Bang Bang 1970
45.5 x 45.5 cm
est. $8,000 - 12,000
PROVENANCE Purchased privately
REFERENCE
p. 58 Cut-Outs Killeen,
Volume I, Francis Pound, 1991
Exhibited at the artist's first solo exhibition at Barry Lett Galleries in Auckland in 1970, this important work marks the beginning of Killeen's shift away from realism towards abstraction. It contains a coded anti-war message, camouflaged by passages of bright dissociated colour. At left are two steel-helmeted soldiers in parallel positions: one faces right in profile heading into the picture, while the other exits left. A yellow cross like a gravestone marker is emblazoned on the top of the advancing helmet, while the number 5 to denote the five senses of sight, hearing, touch, smell and taste mark the humanity of departing figure. Written in capitals on their helmet rims the word "Bang" repeats, giving the work its title, a small acknowledgement of both the popular Nancy Sinatra song of 1965, Pop Art and his teacher McCahon, who introduced text into his religious images in the 1950s.
A seagull, beak cropped out of the picture by the frame, separates the soldiers' heads. A dark cross placed at the bottom of the painting marks a division between them and the outlined profile with green foliage inside its silhouette. This dreamy and remote head is branded with the abbreviation for this country, NZ. The patches and splashes of red paint connote fire and spilled blood, with a pierced heart painted just below the centre of the composition.
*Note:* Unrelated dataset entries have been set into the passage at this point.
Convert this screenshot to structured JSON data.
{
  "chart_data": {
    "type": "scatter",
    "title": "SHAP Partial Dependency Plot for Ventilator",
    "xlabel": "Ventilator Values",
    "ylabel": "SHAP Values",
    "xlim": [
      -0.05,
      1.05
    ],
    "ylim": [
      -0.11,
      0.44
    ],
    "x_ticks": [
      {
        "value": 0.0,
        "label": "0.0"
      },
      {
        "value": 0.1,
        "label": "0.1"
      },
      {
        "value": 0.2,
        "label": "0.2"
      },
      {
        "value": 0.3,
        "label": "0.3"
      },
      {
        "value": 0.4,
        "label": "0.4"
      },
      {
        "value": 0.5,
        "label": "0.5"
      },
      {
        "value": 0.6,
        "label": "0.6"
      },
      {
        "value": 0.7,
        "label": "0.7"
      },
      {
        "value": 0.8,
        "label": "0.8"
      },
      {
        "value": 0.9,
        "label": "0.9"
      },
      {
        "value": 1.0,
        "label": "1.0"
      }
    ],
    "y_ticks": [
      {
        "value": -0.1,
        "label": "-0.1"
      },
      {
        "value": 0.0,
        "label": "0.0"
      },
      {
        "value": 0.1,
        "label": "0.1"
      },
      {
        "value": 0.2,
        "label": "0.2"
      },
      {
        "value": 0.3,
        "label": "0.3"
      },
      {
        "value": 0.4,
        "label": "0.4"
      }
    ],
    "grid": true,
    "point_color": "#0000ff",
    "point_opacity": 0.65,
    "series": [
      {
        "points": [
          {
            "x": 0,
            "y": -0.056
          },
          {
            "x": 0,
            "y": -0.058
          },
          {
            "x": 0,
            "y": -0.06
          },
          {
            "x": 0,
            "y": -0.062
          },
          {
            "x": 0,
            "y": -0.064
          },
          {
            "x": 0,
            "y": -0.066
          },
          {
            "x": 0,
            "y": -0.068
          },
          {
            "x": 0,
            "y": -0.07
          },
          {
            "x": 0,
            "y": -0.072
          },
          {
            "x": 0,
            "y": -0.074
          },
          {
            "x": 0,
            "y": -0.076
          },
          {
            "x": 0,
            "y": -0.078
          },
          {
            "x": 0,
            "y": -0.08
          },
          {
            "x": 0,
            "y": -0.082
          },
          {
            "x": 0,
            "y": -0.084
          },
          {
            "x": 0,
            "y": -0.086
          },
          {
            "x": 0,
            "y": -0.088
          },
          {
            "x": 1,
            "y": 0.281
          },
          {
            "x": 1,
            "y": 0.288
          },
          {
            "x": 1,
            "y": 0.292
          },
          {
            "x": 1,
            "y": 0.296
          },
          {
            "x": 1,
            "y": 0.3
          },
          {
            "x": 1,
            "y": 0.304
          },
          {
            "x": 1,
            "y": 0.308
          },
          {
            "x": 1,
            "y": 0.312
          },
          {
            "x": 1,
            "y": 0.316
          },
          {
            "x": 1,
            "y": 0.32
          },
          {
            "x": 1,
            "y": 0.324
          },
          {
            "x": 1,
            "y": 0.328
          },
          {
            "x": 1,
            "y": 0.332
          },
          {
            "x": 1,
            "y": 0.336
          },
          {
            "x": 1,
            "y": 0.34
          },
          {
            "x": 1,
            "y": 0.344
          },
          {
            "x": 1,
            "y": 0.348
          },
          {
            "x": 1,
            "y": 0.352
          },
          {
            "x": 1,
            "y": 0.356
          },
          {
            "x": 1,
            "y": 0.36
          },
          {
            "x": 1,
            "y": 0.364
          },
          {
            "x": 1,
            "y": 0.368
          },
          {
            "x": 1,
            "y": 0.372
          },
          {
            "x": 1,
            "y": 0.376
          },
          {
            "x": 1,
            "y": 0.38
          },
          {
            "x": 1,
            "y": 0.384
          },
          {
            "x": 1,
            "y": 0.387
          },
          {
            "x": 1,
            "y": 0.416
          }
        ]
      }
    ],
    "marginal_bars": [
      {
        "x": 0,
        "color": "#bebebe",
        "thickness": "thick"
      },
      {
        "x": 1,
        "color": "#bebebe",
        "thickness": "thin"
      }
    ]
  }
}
The loss of life and atrocities committed in the Vietnam War cast a spectre over the lives of many of Richard Killeen's generation. The New Zealand government's 1951 commitment to ANZUS to "act to meet the common danger" meant that between 1963 and the fall of Saigon in April 1975, more than 3000 New Zealand military and civilian personnel served in Vietnam. Wary of the military draft for young men which Australia had introduced, the 24-year-old Richard Killeen wrote in his green notebook, "I will not serve/I will not fight" echoing the words of Irish author James Joyce, in his novel Portrait of the Artist as a Young Man published during World War I in 1916. Killeen's painting, completed during April of 1970, a month marked by the pubic and religious commemoration of sacrifices made on both Easter and Anzac Day, is a highly significant work which sums up the artist's resistance to what he saw as the unholy alliance of nationalism, church and state in the cause of militarism.